WHAT POINT OF SERVICE PLAN (POS) IS ALL ABOUT

November 26, 2018

POINT OF SERVICE PLAN (POS): DEFINITION


POINT OF SERVICE PLAN (POS)This plan is similar to the health maintenance organization HMO in more ways because it also requires a primary care provider to be chosen and all care and referrals come to the primary care provider (PCP). Care is closely coordinated and does not require pre-authorized from the insurance company. The primary difference with the Point of Service Plan  (point of service provider) is that provides outside the network may be covered, although at a significant higher cost to the patient.

A Point Of Service Plan (POS) can be a good choice for those who travel a lot and are concerned about needing care outside the local area, or who cannot locate an HMO that carries all of their providers.

In more understanding terms, point of service plan is a type of managed care health insurance plan in the United State. It combines characteristics of the health maintenance organization (HMO) and the preferred provider organization plan.


How do a POS plan work?

POS combines elements of both HMO and PPO plans (preferred provider organization). Like and HMO plan, you may be required to designate a primary care physician who will then make referrals to network specialist when needed. Depending upon the plan, services rendered by your personal care provider are typically not subject to a deductable and preventive care benefits are usually included. Like PPO plan, you may receive care from non-network providers but with greater out-of-pocket costs; you may also be responsible for co-payment, coinsurance and an annual deductible.

Benefits of POS Plan

1.   You can go out of network with relative ease because a POS is an HMO with out of network benefits. You can see any specialist. POS plans also suits people who might use lots of outpatient medical services such as counseling.
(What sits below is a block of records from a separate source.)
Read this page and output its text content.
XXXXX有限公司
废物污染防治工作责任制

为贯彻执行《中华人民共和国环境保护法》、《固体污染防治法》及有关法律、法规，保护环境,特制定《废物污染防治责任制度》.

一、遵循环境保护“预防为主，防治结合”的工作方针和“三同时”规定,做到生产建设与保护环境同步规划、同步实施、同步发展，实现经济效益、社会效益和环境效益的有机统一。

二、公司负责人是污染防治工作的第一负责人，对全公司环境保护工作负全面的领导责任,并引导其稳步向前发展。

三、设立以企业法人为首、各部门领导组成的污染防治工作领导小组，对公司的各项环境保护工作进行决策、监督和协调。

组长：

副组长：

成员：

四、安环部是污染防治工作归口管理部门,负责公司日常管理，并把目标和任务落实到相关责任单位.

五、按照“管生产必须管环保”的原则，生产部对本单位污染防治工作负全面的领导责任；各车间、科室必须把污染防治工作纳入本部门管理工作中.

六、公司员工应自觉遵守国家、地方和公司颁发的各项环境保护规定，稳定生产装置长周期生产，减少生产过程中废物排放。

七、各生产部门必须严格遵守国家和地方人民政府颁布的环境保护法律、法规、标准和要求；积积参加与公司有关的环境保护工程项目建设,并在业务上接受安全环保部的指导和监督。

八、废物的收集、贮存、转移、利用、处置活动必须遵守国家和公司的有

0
2.     You can enjoy more geographic flexibility; travelers can visit doctors nearly anywhere and still have some medical coverage.


3.    If you live in a rural area or small town, you can benefit because your choices can be less limited than with a HMO.

Take note of this: you can waste your premium money if you can sign up for POS coverage and never use out-of-network specialist. So do the mathematics each plan-considering the costs you are likely to get in return-before going into the POS route.

When planning to opt in for an HMO plan an individual should consider the cost of premium, out of pocket cost, if he has a medical condition that requires specialized care and whether having his own primary health care provider is important.